Checking System BIOS for PowerEdge R710 - 6.1.0
Available: system_bios(ven_0x1028_dev_0x0235) - 3.0.0
Did not find a newer package to install that meets all installation checks.
Found firmware which needs to be updated.
Running updates...
/ Installing dell_dup_componentid_18981 - 7.0.0.4Installation failed for package: dell_dup_componentid_18981 - 7.0.0.4
aborting update...
The error message from the low-level command was:
Update Failure: Partition Failure - The Delete Dynamic Partition has failed
Tried the /etc/redhat-release fix without success. Tried a reboot to flush out any oddities...

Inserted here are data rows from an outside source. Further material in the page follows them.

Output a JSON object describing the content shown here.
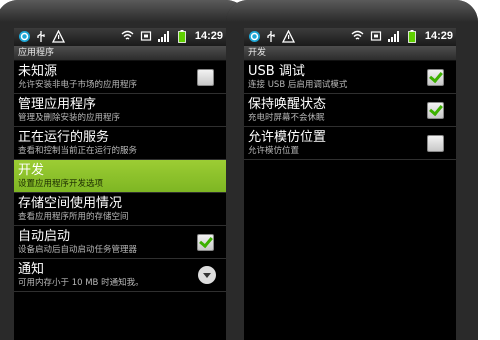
{
  "left_screen": {
    "status_time": "14:29",
    "title": "应用程序",
    "items": [
      {
        "title": "未知源",
        "subtitle": "允许安装非电子市场的应用程序",
        "control": "checkbox",
        "checked": false
      },
      {
        "title": "管理应用程序",
        "subtitle": "管理及删除安装的应用程序"
      },
      {
        "title": "正在运行的服务",
        "subtitle": "查看和控制当前正在运行的服务"
      },
      {
        "title": "开发",
        "subtitle": "设置应用程序开发选项",
        "highlighted": true
      },
      {
        "title": "存储空间使用情况",
        "subtitle": "查看应用程序所用的存储空间"
      },
      {
        "title": "自动启动",
        "subtitle": "设备启动后自动启动任务管理器",
        "control": "checkbox",
        "checked": true
      },
      {
        "title": "通知",
        "subtitle": "可用内存小于 10 MB 时通知我。",
        "control": "dropdown"
      }
    ]
  },
  "right_screen": {
    "status_time": "14:29",
    "title": "开发",
    "items": [
      {
        "title": "USB 调试",
        "subtitle": "连接 USB 后启用调试模式",
        "control": "checkbox",
        "checked": true
      },
      {
        "title": "保持唤醒状态",
        "subtitle": "充电时屏幕不会休眠",
        "control": "checkbox",
        "checked": true
      },
      {
        "title": "允许模仿位置",
        "subtitle": "允许模仿位置",
        "control": "checkbox",
        "checked": false
      }
    ]
  },
  "icons": [
    "sync-icon",
    "usb-icon",
    "warning-icon",
    "wifi-icon",
    "screenshot-icon",
    "signal-icon",
    "battery-icon"
  ],
  "colors": {
    "highlight": "#8bc12b",
    "checkmark": "#3db000"
  }
}
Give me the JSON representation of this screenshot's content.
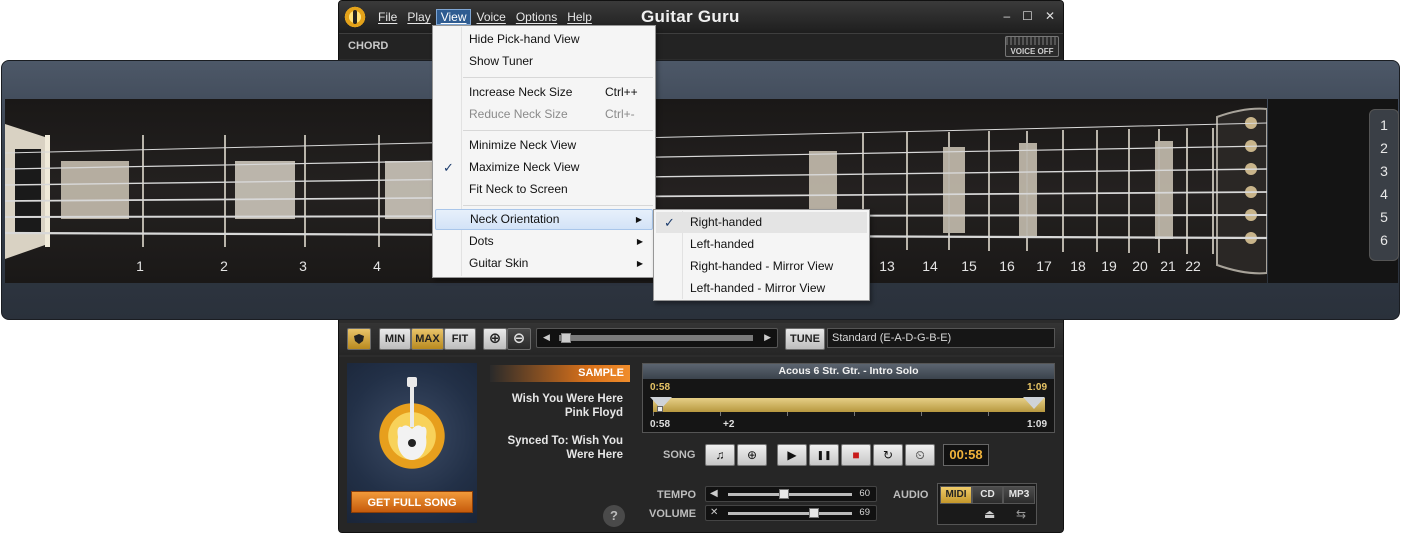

After much google'n it seems that I had some kind of public key issue:
rpm --import http://linux.dell.com/files/libsmbios/download/RPM-GPG-KEY-libsmbios
rpm --import http://lists.us.dell.com/linux-security-publickey.txt
Now update_firmware works again as expected.

Tuesday, July 10, 2012

CentOS 6.3 mdadm won't start older md arrays.

For some of us, the drive setups we create stays with a system for a long time. Keeping the same data disk array untouched even for major revision changes is common (like a OS rebuild of 5.x -> 6.x). Sometimes that long term usage bites back. Here is my failure case while upgrading from CentOS 6.2 -> CentOS 6.3.

Symptoms:
Simply md RAID 1 extra data drive will not boot. The system drops to recovery mode with a missing (md) drive to mount and an fsck request. The extra file system has 2 "linux_raid_member" drives that show under fdisk and blkid. Even a "cat /proc/mdstat" shows no arrays. If I run, as root:
mdadm --auto-detect
the /proc/mdstat will finally show info, however.

Solutions:
  1. Make sure that the /etc/mdadm.conf contains the array info from: 
    mdadm --examine --scan >> /etc/mdadm.conf
  2. There seems to be kinda "depreciated" mdadm technical note about older created arrays with BZ-788022 implicated and a "+0.90" needing to be added to/etc/mdadm.conf, but you need to get rid of the "+1.x -all" options!
How do you tell in advance that you will have an issue *before* an upgrade? If  you run, as root,
mdadm -E /dev/sdc1|grep Vers
and get output like: "Version : 0.90.00", you will want to make a change *before* you reboot!

It is interesting to note that I was able to just have this md array work in 6.0, 6.1 and 6.2 because,
In Red Hat Enterprise Linux 6.1 and 6.2, mdadm always assembled version 0.90 RAID arrays automatically due to a bug.